Il mourut en quinze minutes chrono à l’âge où certains hommes rêvent, de nouveau, de se projeter. Son chien le pleura trois jours et trois nuits et sa femme garda longtemps à l’oreille ces hurlements canins, ceux de la mort. Un boxer doux et câlin qui passa son enfance sur la poitrine de son maître, la tête au travers du col V de ses pulls de laine du soir. Son épouse était exaspérée :
- Les chiens au lit, c’est insupportable. Je-ne-peux-PAS !
Il riait :
- Regarde ses yeux ! Il est si en besoin de moi.
L’inverse était évident. Était-ce un moyen de se rapprocher de sa femme ? Je ne pense pas. Elle était peu réceptive au vu de leur histoire d’amour fou, d’amour malmené, d’amour trahi, d’amour froid, d’amour rancunier, d’amour toujours jusqu’au grand saut.

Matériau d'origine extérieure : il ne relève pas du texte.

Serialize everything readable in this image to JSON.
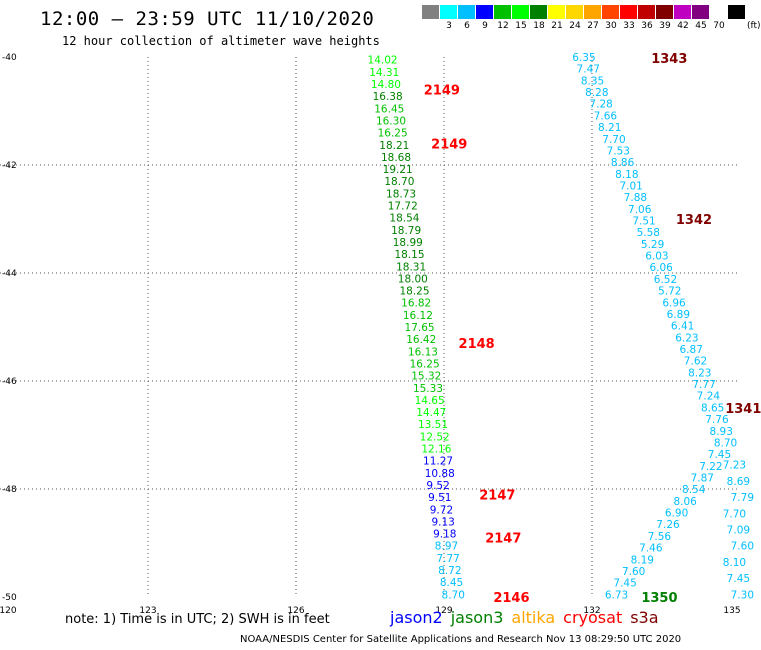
{
  "header": {
    "title": "12:00 – 23:59 UTC 11/10/2020",
    "subtitle": "12 hour collection of altimeter wave heights"
  },
  "colorbar": {
    "colors": [
      "#808080",
      "#00ffff",
      "#00bfff",
      "#0000ff",
      "#00c000",
      "#00ff00",
      "#008000",
      "#ffff00",
      "#ffd700",
      "#ffa500",
      "#ff4500",
      "#ff0000",
      "#c00000",
      "#800000",
      "#c000c0",
      "#800080",
      "#ffffff",
      "#000000"
    ],
    "labels": [
      "",
      "3",
      "6",
      "9",
      "12",
      "15",
      "18",
      "21",
      "24",
      "27",
      "30",
      "33",
      "36",
      "39",
      "42",
      "45",
      "70",
      ""
    ],
    "unit": "(ft)"
  },
  "map": {
    "lon_range": [
      120,
      135
    ],
    "lat_range": [
      -50,
      -40
    ],
    "lon_ticks": [
      "120",
      "123",
      "126",
      "129",
      "132",
      "135"
    ],
    "lat_ticks": [
      "-40",
      "-42",
      "-44",
      "-46",
      "-48",
      "-50"
    ],
    "track1": [
      {
        "v": "14.02",
        "c": "#00ff00"
      },
      {
        "v": "14.31",
        "c": "#00ff00"
      },
      {
        "v": "14.80",
        "c": "#00ff00"
      },
      {
        "v": "16.38",
        "c": "#008000"
      },
      {
        "v": "16.45",
        "c": "#00c000"
      },
      {
        "v": "16.30",
        "c": "#00c000"
      },
      {
        "v": "16.25",
        "c": "#00c000"
      },
      {
        "v": "18.21",
        "c": "#008000"
      },
      {
        "v": "18.68",
        "c": "#008000"
      },
      {
        "v": "19.21",
        "c": "#008000"
      },
      {
        "v": "18.70",
        "c": "#008000"
      },
      {
        "v": "18.73",
        "c": "#008000"
      },
      {
        "v": "17.72",
        "c": "#008000"
      },
      {
        "v": "18.54",
        "c": "#008000"
      },
      {
        "v": "18.79",
        "c": "#008000"
      },
      {
        "v": "18.99",
        "c": "#008000"
      },
      {
        "v": "18.15",
        "c": "#008000"
      },
      {
        "v": "18.31",
        "c": "#008000"
      },
      {
        "v": "18.00",
        "c": "#008000"
      },
      {
        "v": "18.25",
        "c": "#008000"
      },
      {
        "v": "16.82",
        "c": "#00c000"
      },
      {
        "v": "16.12",
        "c": "#00c000"
      },
      {
        "v": "17.65",
        "c": "#00c000"
      },
      {
        "v": "16.42",
        "c": "#00c000"
      },
      {
        "v": "16.13",
        "c": "#00c000"
      },
      {
        "v": "16.25",
        "c": "#00c000"
      },
      {
        "v": "15.32",
        "c": "#00c000"
      },
      {
        "v": "15.33",
        "c": "#00c000"
      },
      {
        "v": "14.65",
        "c": "#00ff00"
      },
      {
        "v": "14.47",
        "c": "#00ff00"
      },
      {
        "v": "13.51",
        "c": "#00ff00"
      },
      {
        "v": "12.52",
        "c": "#00ff00"
      },
      {
        "v": "12.16",
        "c": "#00ff00"
      },
      {
        "v": "11.27",
        "c": "#0000ff"
      },
      {
        "v": "10.88",
        "c": "#0000ff"
      },
      {
        "v": "9.52",
        "c": "#0000ff"
      },
      {
        "v": "9.51",
        "c": "#0000ff"
      },
      {
        "v": "9.72",
        "c": "#0000ff"
      },
      {
        "v": "9.13",
        "c": "#0000ff"
      },
      {
        "v": "9.18",
        "c": "#0000ff"
      },
      {
        "v": "8.97",
        "c": "#00bfff"
      },
      {
        "v": "7.77",
        "c": "#00bfff"
      },
      {
        "v": "8.72",
        "c": "#00bfff"
      },
      {
        "v": "8.45",
        "c": "#00bfff"
      },
      {
        "v": "8.70",
        "c": "#00bfff"
      }
    ],
    "track1_passes": [
      {
        "label": "2149",
        "lat": -40.6
      },
      {
        "label": "2149",
        "lat": -41.6
      },
      {
        "label": "2148",
        "lat": -45.3
      },
      {
        "label": "2147",
        "lat": -48.1
      },
      {
        "label": "2147",
        "lat": -48.9
      },
      {
        "label": "2146",
        "lat": -50.0
      }
    ],
    "track2": [
      "6.35",
      "7.47",
      "8.35",
      "8.28",
      "7.28",
      "7.66",
      "8.21",
      "7.70",
      "7.53",
      "8.86",
      "8.18",
      "7.01",
      "7.88",
      "7.06",
      "7.51",
      "5.58",
      "5.29",
      "6.03",
      "6.06",
      "6.52",
      "5.72",
      "6.96",
      "6.89",
      "6.41",
      "6.23",
      "6.87",
      "7.62",
      "8.23",
      "7.77",
      "7.24",
      "8.65",
      "7.76",
      "8.93",
      "8.70",
      "7.45",
      "7.22",
      "7.87",
      "8.54",
      "8.06",
      "6.90",
      "7.26",
      "7.56",
      "7.46",
      "8.19",
      "7.60",
      "7.45",
      "6.73"
    ],
    "track2_passes": [
      {
        "label": "1343",
        "lat": -40.0,
        "color": "#800000"
      },
      {
        "label": "1342",
        "lat": -43.0,
        "color": "#800000"
      },
      {
        "label": "1341",
        "lat": -46.5,
        "color": "#800000"
      },
      {
        "label": "1350",
        "lat": -50.0,
        "color": "#008000"
      }
    ],
    "track3": [
      "7.23",
      "8.69",
      "7.79",
      "7.70",
      "7.09",
      "7.60",
      "8.10",
      "7.45",
      "7.30"
    ]
  },
  "note": "note:  1) Time is in UTC;  2) SWH is in feet",
  "legend": [
    {
      "name": "jason2",
      "color": "#0000ff"
    },
    {
      "name": "jason3",
      "color": "#008000"
    },
    {
      "name": "altika",
      "color": "#ffa500"
    },
    {
      "name": "cryosat",
      "color": "#ff0000"
    },
    {
      "name": "s3a",
      "color": "#800000"
    }
  ],
  "footer": "NOAA/NESDIS Center for Satellite Applications and Research     Nov 13 08:29:50 UTC 2020"
}
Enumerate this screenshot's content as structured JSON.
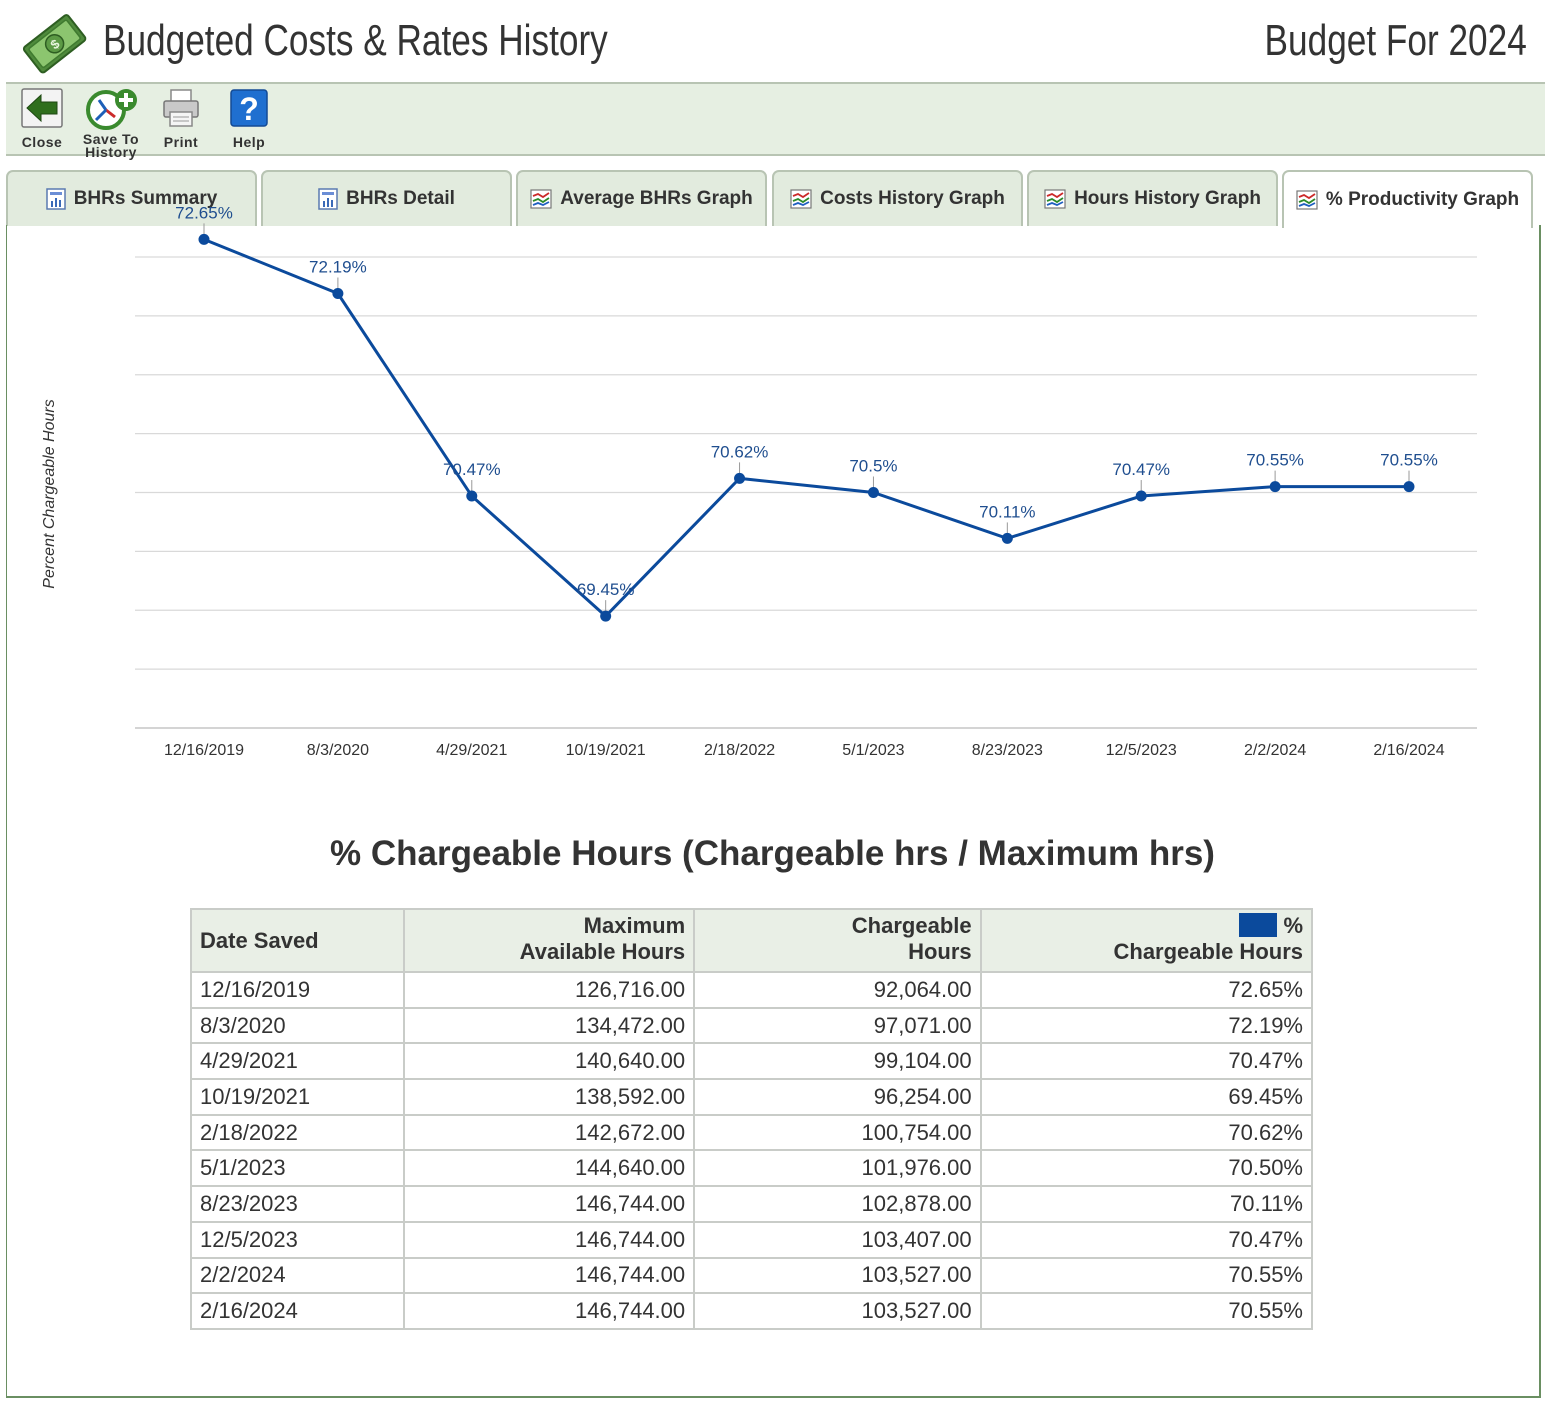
{
  "header": {
    "app_title": "Budgeted Costs & Rates History",
    "budget_title": "Budget For 2024"
  },
  "toolbar": {
    "close_label": "Close",
    "save_label_1": "Save To",
    "save_label_2": "History",
    "print_label": "Print",
    "help_label": "Help"
  },
  "tabs": [
    {
      "label": "BHRs Summary",
      "icon": "report-icon"
    },
    {
      "label": "BHRs Detail",
      "icon": "report-icon"
    },
    {
      "label": "Average BHRs Graph",
      "icon": "line-graph-icon"
    },
    {
      "label": "Costs History Graph",
      "icon": "line-graph-icon"
    },
    {
      "label": "Hours History Graph",
      "icon": "line-graph-icon"
    },
    {
      "label": "% Productivity Graph",
      "icon": "line-graph-icon",
      "active": true
    }
  ],
  "chart_data": {
    "type": "line",
    "ylabel": "Percent Chargeable Hours",
    "xlabel": "",
    "categories": [
      "12/16/2019",
      "8/3/2020",
      "4/29/2021",
      "10/19/2021",
      "2/18/2022",
      "5/1/2023",
      "8/23/2023",
      "12/5/2023",
      "2/2/2024",
      "2/16/2024"
    ],
    "series": [
      {
        "values": [
          72.65,
          72.19,
          70.47,
          69.45,
          70.62,
          70.5,
          70.11,
          70.47,
          70.55,
          70.55
        ],
        "data_labels": [
          "72.65%",
          "72.19%",
          "70.47%",
          "69.45%",
          "70.62%",
          "70.5%",
          "70.11%",
          "70.47%",
          "70.55%",
          "70.55%"
        ],
        "color": "#0b4a9c"
      }
    ],
    "ylim": [
      68.5,
      72.5
    ],
    "grid": true,
    "legend": "none"
  },
  "table": {
    "title": "% Chargeable Hours (Chargeable hrs / Maximum hrs)",
    "headers": {
      "date": "Date Saved",
      "max_1": "Maximum",
      "max_2": "Available Hours",
      "charge_1": "Chargeable",
      "charge_2": "Hours",
      "pct_1": "%",
      "pct_2": "Chargeable Hours"
    },
    "legend_color": "#0b4a9c",
    "rows": [
      [
        "12/16/2019",
        "126,716.00",
        "92,064.00",
        "72.65%"
      ],
      [
        "8/3/2020",
        "134,472.00",
        "97,071.00",
        "72.19%"
      ],
      [
        "4/29/2021",
        "140,640.00",
        "99,104.00",
        "70.47%"
      ],
      [
        "10/19/2021",
        "138,592.00",
        "96,254.00",
        "69.45%"
      ],
      [
        "2/18/2022",
        "142,672.00",
        "100,754.00",
        "70.62%"
      ],
      [
        "5/1/2023",
        "144,640.00",
        "101,976.00",
        "70.50%"
      ],
      [
        "8/23/2023",
        "146,744.00",
        "102,878.00",
        "70.11%"
      ],
      [
        "12/5/2023",
        "146,744.00",
        "103,407.00",
        "70.47%"
      ],
      [
        "2/2/2024",
        "146,744.00",
        "103,527.00",
        "70.55%"
      ],
      [
        "2/16/2024",
        "146,744.00",
        "103,527.00",
        "70.55%"
      ]
    ]
  }
}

Il partit quand il sut que le mal l’avait frappée. Elle partit trois mois après lui.
- Je n’ai plus rien à faire ici, disait-elle.

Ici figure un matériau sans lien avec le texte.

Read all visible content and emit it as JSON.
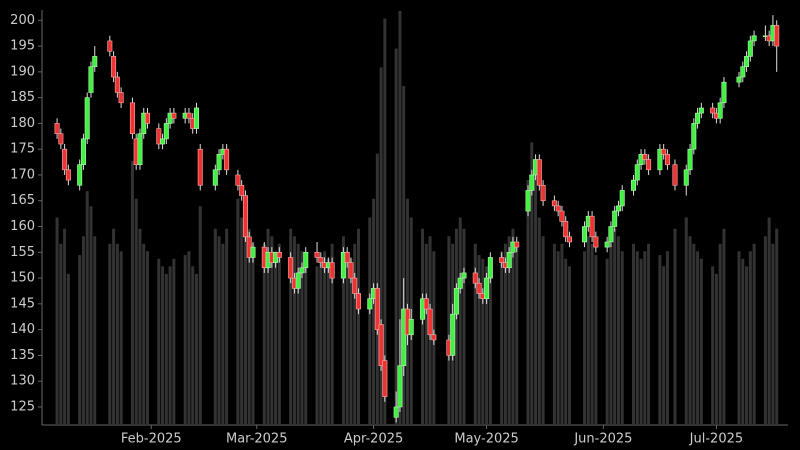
{
  "chart_data": {
    "type": "candlestick",
    "x": [
      "2025-01-07",
      "2025-01-08",
      "2025-01-09",
      "2025-01-10",
      "2025-01-13",
      "2025-01-14",
      "2025-01-15",
      "2025-01-16",
      "2025-01-17",
      "2025-01-21",
      "2025-01-22",
      "2025-01-23",
      "2025-01-24",
      "2025-01-27",
      "2025-01-28",
      "2025-01-29",
      "2025-01-30",
      "2025-01-31",
      "2025-02-03",
      "2025-02-04",
      "2025-02-05",
      "2025-02-06",
      "2025-02-07",
      "2025-02-10",
      "2025-02-11",
      "2025-02-12",
      "2025-02-13",
      "2025-02-14",
      "2025-02-18",
      "2025-02-19",
      "2025-02-20",
      "2025-02-21",
      "2025-02-24",
      "2025-02-25",
      "2025-02-26",
      "2025-02-27",
      "2025-02-28",
      "2025-03-03",
      "2025-03-04",
      "2025-03-05",
      "2025-03-06",
      "2025-03-07",
      "2025-03-10",
      "2025-03-11",
      "2025-03-12",
      "2025-03-13",
      "2025-03-14",
      "2025-03-17",
      "2025-03-18",
      "2025-03-19",
      "2025-03-20",
      "2025-03-21",
      "2025-03-24",
      "2025-03-25",
      "2025-03-26",
      "2025-03-27",
      "2025-03-28",
      "2025-03-31",
      "2025-04-01",
      "2025-04-02",
      "2025-04-03",
      "2025-04-04",
      "2025-04-07",
      "2025-04-08",
      "2025-04-09",
      "2025-04-10",
      "2025-04-11",
      "2025-04-14",
      "2025-04-15",
      "2025-04-16",
      "2025-04-17",
      "2025-04-21",
      "2025-04-22",
      "2025-04-23",
      "2025-04-24",
      "2025-04-25",
      "2025-04-28",
      "2025-04-29",
      "2025-04-30",
      "2025-05-01",
      "2025-05-02",
      "2025-05-05",
      "2025-05-06",
      "2025-05-07",
      "2025-05-08",
      "2025-05-09",
      "2025-05-12",
      "2025-05-13",
      "2025-05-14",
      "2025-05-15",
      "2025-05-16",
      "2025-05-19",
      "2025-05-20",
      "2025-05-21",
      "2025-05-22",
      "2025-05-23",
      "2025-05-27",
      "2025-05-28",
      "2025-05-29",
      "2025-05-30",
      "2025-06-02",
      "2025-06-03",
      "2025-06-04",
      "2025-06-05",
      "2025-06-06",
      "2025-06-09",
      "2025-06-10",
      "2025-06-11",
      "2025-06-12",
      "2025-06-13",
      "2025-06-16",
      "2025-06-17",
      "2025-06-18",
      "2025-06-20",
      "2025-06-23",
      "2025-06-24",
      "2025-06-25",
      "2025-06-26",
      "2025-06-27",
      "2025-06-30",
      "2025-07-01",
      "2025-07-02",
      "2025-07-03",
      "2025-07-07",
      "2025-07-08",
      "2025-07-09",
      "2025-07-10",
      "2025-07-11",
      "2025-07-14",
      "2025-07-15",
      "2025-07-16",
      "2025-07-17"
    ],
    "open": [
      180,
      178,
      175,
      171,
      168,
      172,
      177,
      186,
      191,
      196,
      193,
      189,
      186,
      184,
      177,
      172,
      178,
      182,
      179,
      176,
      177,
      180,
      182,
      181,
      182,
      181,
      179,
      175,
      168,
      171,
      174,
      175,
      170,
      168,
      166,
      158,
      154,
      156,
      152,
      155,
      153,
      155,
      154,
      150,
      148,
      151,
      152,
      155,
      154,
      153,
      152,
      153,
      150,
      155,
      153,
      150,
      147,
      144,
      146,
      148,
      141,
      134,
      123,
      125,
      133,
      144,
      139,
      142,
      146,
      144,
      139,
      138,
      135,
      143,
      148,
      150,
      151,
      149,
      147,
      146,
      150,
      154,
      153,
      152,
      155,
      157,
      163,
      167,
      170,
      173,
      168,
      165,
      164,
      163,
      161,
      158,
      157,
      160,
      162,
      158,
      156,
      157,
      160,
      163,
      164,
      167,
      169,
      172,
      174,
      173,
      171,
      175,
      174,
      172,
      168,
      171,
      175,
      180,
      182,
      183,
      182,
      181,
      184,
      188,
      189,
      191,
      193,
      196,
      197,
      197,
      196,
      199
    ],
    "high": [
      181,
      179,
      176,
      172,
      173,
      178,
      186,
      192,
      195,
      197,
      194,
      190,
      187,
      185,
      178,
      179,
      183,
      183,
      180,
      178,
      181,
      183,
      183,
      183,
      183,
      182,
      184,
      176,
      172,
      175,
      176,
      176,
      171,
      169,
      167,
      159,
      157,
      157,
      156,
      156,
      155,
      156,
      155,
      151,
      152,
      153,
      156,
      157,
      155,
      154,
      154,
      154,
      156,
      156,
      154,
      151,
      148,
      147,
      149,
      149,
      142,
      135,
      128,
      142,
      150,
      145,
      144,
      147,
      147,
      145,
      140,
      139,
      145,
      149,
      151,
      152,
      152,
      150,
      148,
      151,
      155,
      155,
      154,
      156,
      158,
      158,
      168,
      171,
      174,
      174,
      169,
      166,
      165,
      164,
      162,
      159,
      161,
      163,
      163,
      159,
      158,
      161,
      164,
      165,
      168,
      170,
      173,
      175,
      175,
      174,
      176,
      176,
      175,
      173,
      172,
      176,
      181,
      183,
      184,
      184,
      183,
      185,
      189,
      190,
      192,
      194,
      197,
      198,
      199,
      198,
      201,
      200
    ],
    "low": [
      177,
      175,
      170,
      168,
      167,
      171,
      176,
      185,
      190,
      193,
      188,
      185,
      183,
      177,
      171,
      171,
      177,
      179,
      175,
      175,
      176,
      179,
      180,
      180,
      180,
      178,
      178,
      167,
      167,
      170,
      173,
      170,
      167,
      165,
      157,
      153,
      153,
      151,
      151,
      152,
      152,
      153,
      149,
      147,
      147,
      150,
      151,
      153,
      152,
      151,
      151,
      149,
      149,
      152,
      149,
      146,
      143,
      143,
      145,
      139,
      132,
      126,
      122,
      124,
      131,
      137,
      138,
      141,
      143,
      138,
      137,
      134,
      134,
      142,
      147,
      149,
      148,
      146,
      145,
      145,
      149,
      152,
      151,
      151,
      154,
      155,
      162,
      166,
      169,
      167,
      164,
      163,
      162,
      160,
      157,
      156,
      156,
      159,
      157,
      155,
      155,
      156,
      159,
      162,
      163,
      166,
      168,
      171,
      172,
      170,
      170,
      173,
      171,
      167,
      166,
      170,
      174,
      179,
      181,
      181,
      180,
      180,
      183,
      187,
      188,
      190,
      192,
      195,
      196,
      195,
      195,
      190
    ],
    "close": [
      178,
      176,
      171,
      169,
      172,
      177,
      185,
      191,
      193,
      194,
      189,
      186,
      184,
      178,
      172,
      178,
      182,
      180,
      176,
      177,
      180,
      182,
      181,
      182,
      181,
      179,
      183,
      168,
      171,
      174,
      175,
      171,
      168,
      166,
      158,
      154,
      156,
      152,
      155,
      153,
      155,
      154,
      150,
      148,
      151,
      152,
      155,
      154,
      153,
      152,
      153,
      150,
      155,
      153,
      150,
      147,
      144,
      146,
      148,
      140,
      133,
      127,
      125,
      133,
      144,
      139,
      142,
      146,
      144,
      139,
      138,
      135,
      143,
      148,
      150,
      151,
      149,
      147,
      146,
      150,
      154,
      153,
      152,
      155,
      157,
      156,
      167,
      170,
      173,
      168,
      165,
      164,
      163,
      161,
      158,
      157,
      160,
      162,
      158,
      156,
      157,
      160,
      163,
      164,
      167,
      169,
      172,
      174,
      173,
      171,
      175,
      174,
      172,
      168,
      171,
      175,
      180,
      182,
      183,
      182,
      181,
      184,
      188,
      189,
      191,
      193,
      196,
      197,
      197,
      196,
      199,
      195
    ],
    "volume": [
      55,
      48,
      52,
      40,
      45,
      50,
      62,
      58,
      50,
      48,
      52,
      48,
      46,
      70,
      60,
      52,
      48,
      46,
      44,
      42,
      40,
      42,
      44,
      45,
      46,
      42,
      40,
      58,
      52,
      50,
      48,
      52,
      60,
      55,
      58,
      52,
      48,
      48,
      52,
      50,
      46,
      48,
      52,
      50,
      48,
      46,
      44,
      42,
      44,
      46,
      44,
      48,
      50,
      46,
      44,
      48,
      52,
      55,
      60,
      72,
      95,
      108,
      100,
      110,
      90,
      60,
      55,
      52,
      48,
      50,
      46,
      50,
      48,
      52,
      55,
      52,
      48,
      45,
      44,
      42,
      44,
      46,
      48,
      50,
      52,
      48,
      65,
      75,
      68,
      55,
      50,
      48,
      46,
      48,
      44,
      42,
      46,
      50,
      48,
      45,
      44,
      48,
      52,
      50,
      46,
      48,
      46,
      44,
      46,
      48,
      45,
      42,
      46,
      52,
      55,
      50,
      48,
      46,
      44,
      42,
      40,
      48,
      52,
      46,
      44,
      42,
      46,
      48,
      50,
      55,
      48,
      52
    ],
    "xlim": [
      "2025-01-03",
      "2025-07-20"
    ],
    "xticks": [
      {
        "value": "2025-02-01",
        "label": "Feb-2025"
      },
      {
        "value": "2025-03-01",
        "label": "Mar-2025"
      },
      {
        "value": "2025-04-01",
        "label": "Apr-2025"
      },
      {
        "value": "2025-05-01",
        "label": "May-2025"
      },
      {
        "value": "2025-06-01",
        "label": "Jun-2025"
      },
      {
        "value": "2025-07-01",
        "label": "Jul-2025"
      }
    ],
    "ylim": [
      121.5,
      202
    ],
    "yticks": [
      125,
      130,
      135,
      140,
      145,
      150,
      155,
      160,
      165,
      170,
      175,
      180,
      185,
      190,
      195,
      200
    ],
    "up_color": "#44ee44",
    "down_color": "#ee3333",
    "volume_color": "#333333"
  }
}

Il mourut saisi par une terrible anxiété. Elle mourut par choix et sur décision, arrêtant tout acharnement thérapeutique.
- Quelle terrible chose que de se trouver entre les mains de médecins !
Fox eut après le décès de son maître et pendant trois mois une attitude pour le moins étonnante. Il reporta tout son attachement sur sa maîtresse. Il se couchait à ses pieds, docile et calme et à chaque fois qu’elle se sentait mal, il était là à la scruter, interrogateur. Il savait qu’elle n’aimait pas les coups de langue et prenait soin de ne pas la lécher mais il mettait sa patte sur son avant-bras et semblait vouloir la rassurer de sa présence et de son affection.
Ce chien était d’une sensibilité étonnante et savait les choses. Il ne fit pas non plus de vieux os et partit quelque temps après sa maîtresse. Jamais des yeux de chien n’auront été plus tristes. Il paraitrait même que sa maîtresse lui vit des larmes un peu avant sa mort.
Été 58, Plage de La Goulette
Elle était accompagnée de son chaperon et il avait du mal à lui prendre la main. Il était passé la chercher au volant de sa Simca Aronde bleu ciel. La radio faisait entendre la voix de velours du crooner égyptien : « bahlam bik, ana bahlam bik … », « Je rêve de toi et je t’attends … ».
Le chaperon, sa plus jeune tante en l’occurrence, a voulu monter à l’avant. Promptement, il lui signifia sans mot dire qu’elle allait se mettre à l’arrière. Il lui sourit, lui ouvrit la portière et l’a casa sur la banquette : Non, ma petite dame, pensa-t-il, en son for intérieur.
Sa fiancée arborait une robe blanche col Claudine et des souliers blanc et noir pointus. Elle avait une peau laiteuse, un cou gracile qui invitait à bien des regards à la dérobée. Elle le regardait en souriant, avait du mal à cacher sa rougeur, son émotion. Lui aussi était timide mais le cachait d’un humour charmant.
- Belle musique, belle brise, bel été, belle compagnie, Madame ! La radio vous aime, voilà le dernier tube du Rossignol brun.
Il fredonnait avec lui, un coup au rétroviseur, l’autre plus prolongé à sa fiancée. Il ne savait pas encore qu’elle avait la voix suave et qu’elle chantait en famille. Quand il l’entendit au salon de leur maison au troisième jour de leurs noces, lors d’une réception familiale de tradition, il fut subjugué. Et alors qu’il était en grande discussion avec son beau-frère, il perdit le fil de ses idées, colmata comme il put et se leva pour aller la regarder.
- « Imta achoufek bikorbi », « Quand te verrais-je tout près de moi … »
Les yeux de l’amour à cette époque-là étaient intenses de désir. Cela n’échappait à personne et les réactions étaient diverses : ceux qui étaient heureux du bonheur irradiant de la mariée, du couple, ceux qui étaient dépités de tant d’exposition : les sœurs du marié qui revendiquaient un droit de regard sur lui, sauf s’il sut y mettre le holà.
La mariée radieuse entonna :
- « Ya hassidine eness malkom ou mal eness », « Aigris, laissez les personnes vivre en paix ».
Plus rien n’existait à part eux deux et leur désir l’un de l’autre.